There are a few specific ways in which you can minimize the impact of liquidation.
For example, you can reduce the size of the leverage by increasing the margins.
This will ensure that the mark price is lower than the liquidation price.
However, if a liquidation process is set off by a specific crypto exchange that offers futures contracts, it will be cancelled by contract with the open orders in it.
This will free up the margin and therefore maintain the position.
Typically, the futures use the fair price marking model to avoid liquidation that may be triggered by illiquid markets or price manipulations.
This means that it will not affect the orders on other contracts.
The system will add the deficit margin to the position automatically provided it is in the Auto-Margin Deposit mode to prevent the position from being liquidated.
What Happens Next?
As and when your position is liquidated, you will lose your entire margin.
As said earlier the liquidation engine will close the position automatically at the liquidation price.
However, the insurance funds will be applicable in case the balance in the account falls and goes negative to cover the cost.

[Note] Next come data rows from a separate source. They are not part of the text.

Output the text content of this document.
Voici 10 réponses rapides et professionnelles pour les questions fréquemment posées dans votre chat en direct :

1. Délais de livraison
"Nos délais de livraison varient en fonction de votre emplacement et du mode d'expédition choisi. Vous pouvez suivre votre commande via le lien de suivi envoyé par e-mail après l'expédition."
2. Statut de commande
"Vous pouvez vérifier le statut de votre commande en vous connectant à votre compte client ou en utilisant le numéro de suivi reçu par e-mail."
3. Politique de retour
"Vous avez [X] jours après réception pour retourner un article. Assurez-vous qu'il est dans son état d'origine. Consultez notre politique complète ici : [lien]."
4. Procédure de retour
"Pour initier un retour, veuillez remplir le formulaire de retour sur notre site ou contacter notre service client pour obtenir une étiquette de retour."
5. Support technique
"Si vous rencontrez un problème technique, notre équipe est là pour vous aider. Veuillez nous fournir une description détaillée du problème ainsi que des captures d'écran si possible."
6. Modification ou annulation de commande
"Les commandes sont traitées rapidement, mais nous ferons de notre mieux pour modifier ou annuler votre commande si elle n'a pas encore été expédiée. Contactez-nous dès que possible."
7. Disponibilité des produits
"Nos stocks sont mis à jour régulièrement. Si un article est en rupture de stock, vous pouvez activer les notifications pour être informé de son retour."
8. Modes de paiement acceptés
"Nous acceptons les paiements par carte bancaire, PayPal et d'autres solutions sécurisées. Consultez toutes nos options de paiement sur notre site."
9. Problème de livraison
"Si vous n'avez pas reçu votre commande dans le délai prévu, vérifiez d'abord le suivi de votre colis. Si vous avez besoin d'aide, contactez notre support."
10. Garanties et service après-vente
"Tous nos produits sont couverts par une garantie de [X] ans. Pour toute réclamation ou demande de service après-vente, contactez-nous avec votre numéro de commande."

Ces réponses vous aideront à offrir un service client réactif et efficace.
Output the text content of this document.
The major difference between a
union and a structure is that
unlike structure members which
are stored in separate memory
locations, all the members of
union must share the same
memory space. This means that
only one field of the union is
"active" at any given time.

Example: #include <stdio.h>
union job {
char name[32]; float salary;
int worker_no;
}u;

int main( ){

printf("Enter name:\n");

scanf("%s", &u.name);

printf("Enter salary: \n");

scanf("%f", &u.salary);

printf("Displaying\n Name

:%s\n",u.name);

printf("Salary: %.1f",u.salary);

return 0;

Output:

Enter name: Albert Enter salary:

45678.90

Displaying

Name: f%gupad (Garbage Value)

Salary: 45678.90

But, if this fund is not enough to cover the cost entirely, it will trigger liquidation and you will lose the specific amount of margin.
Therefore, with all these said, it is very important for you to understand that leveraged trading using borrowing funds is not at all a good strategy for the beginners.
It can multiple potential gains but can also amplify the losses.
Therefore, it is important that you use proper trading tools, keep an eye on the margin, and leverage sensibly.
It is essential to know about liquidation and the different ways to avoid it before you start trading with crypto.
Since leveraged trading can increase profit potential but also comes with a lot of risk, this is very important, as it is pointed out in this article.